James Madison Papers

To James Madison from George Nicholas, 16 September 1791

From George Nicholas

Septr. 16th. 1791.

Dear Sir,

Mr. Brown left us so lately that nothing has occurred here worthy your notice since his departure: all that happened before he will communicate.

Genl. St. Clair has called for a body of militia to aid him in his grand operations; the men have been ordered out by the County Lieutenant but I very much fear they will not go.

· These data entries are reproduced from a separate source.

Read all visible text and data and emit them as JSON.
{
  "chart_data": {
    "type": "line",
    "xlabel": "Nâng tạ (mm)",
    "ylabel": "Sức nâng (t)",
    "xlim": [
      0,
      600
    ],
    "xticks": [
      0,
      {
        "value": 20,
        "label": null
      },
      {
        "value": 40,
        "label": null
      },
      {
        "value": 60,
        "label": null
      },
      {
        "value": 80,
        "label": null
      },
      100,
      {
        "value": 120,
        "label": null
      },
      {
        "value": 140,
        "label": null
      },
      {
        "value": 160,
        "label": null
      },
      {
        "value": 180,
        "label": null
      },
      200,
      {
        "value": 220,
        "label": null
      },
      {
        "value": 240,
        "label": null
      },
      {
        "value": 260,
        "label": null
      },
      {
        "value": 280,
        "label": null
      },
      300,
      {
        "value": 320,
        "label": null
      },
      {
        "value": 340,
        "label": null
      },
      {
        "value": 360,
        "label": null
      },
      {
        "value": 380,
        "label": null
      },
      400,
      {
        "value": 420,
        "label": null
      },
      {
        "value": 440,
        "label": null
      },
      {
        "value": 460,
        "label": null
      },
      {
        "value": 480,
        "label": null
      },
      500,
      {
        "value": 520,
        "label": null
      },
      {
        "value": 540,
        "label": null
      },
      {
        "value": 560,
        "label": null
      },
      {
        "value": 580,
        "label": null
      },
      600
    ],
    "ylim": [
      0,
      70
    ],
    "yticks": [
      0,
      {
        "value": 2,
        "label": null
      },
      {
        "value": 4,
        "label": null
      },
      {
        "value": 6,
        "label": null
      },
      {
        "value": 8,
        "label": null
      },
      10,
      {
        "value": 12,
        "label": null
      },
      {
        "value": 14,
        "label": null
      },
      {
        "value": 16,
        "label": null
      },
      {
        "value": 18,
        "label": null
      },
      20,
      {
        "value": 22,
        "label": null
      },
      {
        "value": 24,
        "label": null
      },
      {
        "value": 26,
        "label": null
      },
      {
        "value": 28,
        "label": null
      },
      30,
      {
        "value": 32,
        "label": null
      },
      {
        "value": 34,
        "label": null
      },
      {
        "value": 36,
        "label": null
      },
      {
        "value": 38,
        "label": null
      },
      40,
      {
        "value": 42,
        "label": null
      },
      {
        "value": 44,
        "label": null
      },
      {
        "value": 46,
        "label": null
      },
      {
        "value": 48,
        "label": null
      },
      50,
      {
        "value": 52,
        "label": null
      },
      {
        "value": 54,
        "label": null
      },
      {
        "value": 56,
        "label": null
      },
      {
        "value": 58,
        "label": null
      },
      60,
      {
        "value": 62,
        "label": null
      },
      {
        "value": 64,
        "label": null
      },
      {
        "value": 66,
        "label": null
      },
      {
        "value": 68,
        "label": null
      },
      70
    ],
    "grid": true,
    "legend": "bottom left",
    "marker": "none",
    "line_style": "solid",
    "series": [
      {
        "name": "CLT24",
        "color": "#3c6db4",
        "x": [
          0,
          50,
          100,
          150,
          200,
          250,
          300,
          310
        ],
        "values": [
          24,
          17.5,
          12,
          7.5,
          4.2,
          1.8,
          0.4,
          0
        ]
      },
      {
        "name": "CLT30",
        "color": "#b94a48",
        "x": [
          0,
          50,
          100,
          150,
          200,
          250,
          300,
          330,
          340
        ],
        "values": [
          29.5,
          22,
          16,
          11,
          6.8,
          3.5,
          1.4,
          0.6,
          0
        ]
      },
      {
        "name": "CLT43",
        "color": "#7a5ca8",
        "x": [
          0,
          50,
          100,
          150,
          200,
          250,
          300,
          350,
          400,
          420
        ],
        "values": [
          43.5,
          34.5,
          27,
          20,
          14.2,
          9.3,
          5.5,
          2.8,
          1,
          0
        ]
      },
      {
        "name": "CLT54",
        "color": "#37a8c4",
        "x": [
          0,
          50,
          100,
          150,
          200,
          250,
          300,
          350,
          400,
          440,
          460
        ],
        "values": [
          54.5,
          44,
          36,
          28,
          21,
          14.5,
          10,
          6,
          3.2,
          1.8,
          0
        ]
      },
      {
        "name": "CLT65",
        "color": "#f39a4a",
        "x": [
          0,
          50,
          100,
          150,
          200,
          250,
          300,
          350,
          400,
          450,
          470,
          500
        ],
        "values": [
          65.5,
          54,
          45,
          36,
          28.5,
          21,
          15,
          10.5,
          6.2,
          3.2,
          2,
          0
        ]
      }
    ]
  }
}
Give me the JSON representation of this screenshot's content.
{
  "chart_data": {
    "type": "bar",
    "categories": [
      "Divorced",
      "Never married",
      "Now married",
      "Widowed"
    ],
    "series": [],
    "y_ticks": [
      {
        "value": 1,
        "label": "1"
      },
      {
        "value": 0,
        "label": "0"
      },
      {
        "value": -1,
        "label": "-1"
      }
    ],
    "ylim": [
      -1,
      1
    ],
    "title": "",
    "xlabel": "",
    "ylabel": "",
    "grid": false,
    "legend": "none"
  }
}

The General Government have neglected to pass a militia law, and I very much doubt whether the state law on that subject did not lose it’s efficacy on the adoption of that Government: and also whether any law they have passed since is not void as it is on a subject exclusively vested in the General Government except as is excepted in the constitution. But supposing that the state laws are in force they only empower the calling forth the militia in cases of invasion or insurrection, and then they cannot be marched beyond the limits of the State.

Your excise will be highly unjust and unequal in it’s operation on this country.

I think too it is unconstitutional on a general principle: the constitution declares that all excises shall be uniform throughout the U. S.

The spirit of it must be that it shall be uniform in fact as well as in name: An excise established on tobacco or indigo would be uniform in name but as those articles are made only in a few states, it would not be uniform in fact, and therefore would be unconstitutional. So it is as to distilled spirits from home materials. They are not made from those materials, at least from grain, any where but in the Western country where from their situation they cannot carry their grain to market. This will necessarily make them pay more of the excise than the Eastern part of the country and of consequence it will not be uniform in it’s operations which I conceive to have been the intention of the expression. Some article of necessity, which is as much used in one place as another ought to be the object of an excise. Bread would be the best for that reason. All arguments which would shew that it would be impossible or improper to levy it on that article may also be used to prove that that kind of tax ought not to be resorted to at all; or only in cases of the last necessity.

My friend Genl. Wilkinson is desirous of getting on the military establishment. I believe he will make an excellent officer; and as long as the troops are kept in the Western country he may be highly useful as he is perhaps better acquainted with that country than any man in it, and as he possesses the confidence of the militia in a high degree. I refer you for a confirmation of these assertions to Mr. Brown.

If you view the subject in this point of view and can aid him in the business you will very much oblige me.

I will make use of the first opportunity to give you an account of St. Clair’s operations. Official statements are not always the most accurate or satisfactory. With the greatest respect and esteem, I am Dr. Sir, yr. obdt. servt.

G: Nicholas

RC (DLC). Addressed by Nicholas. Docketed by JM.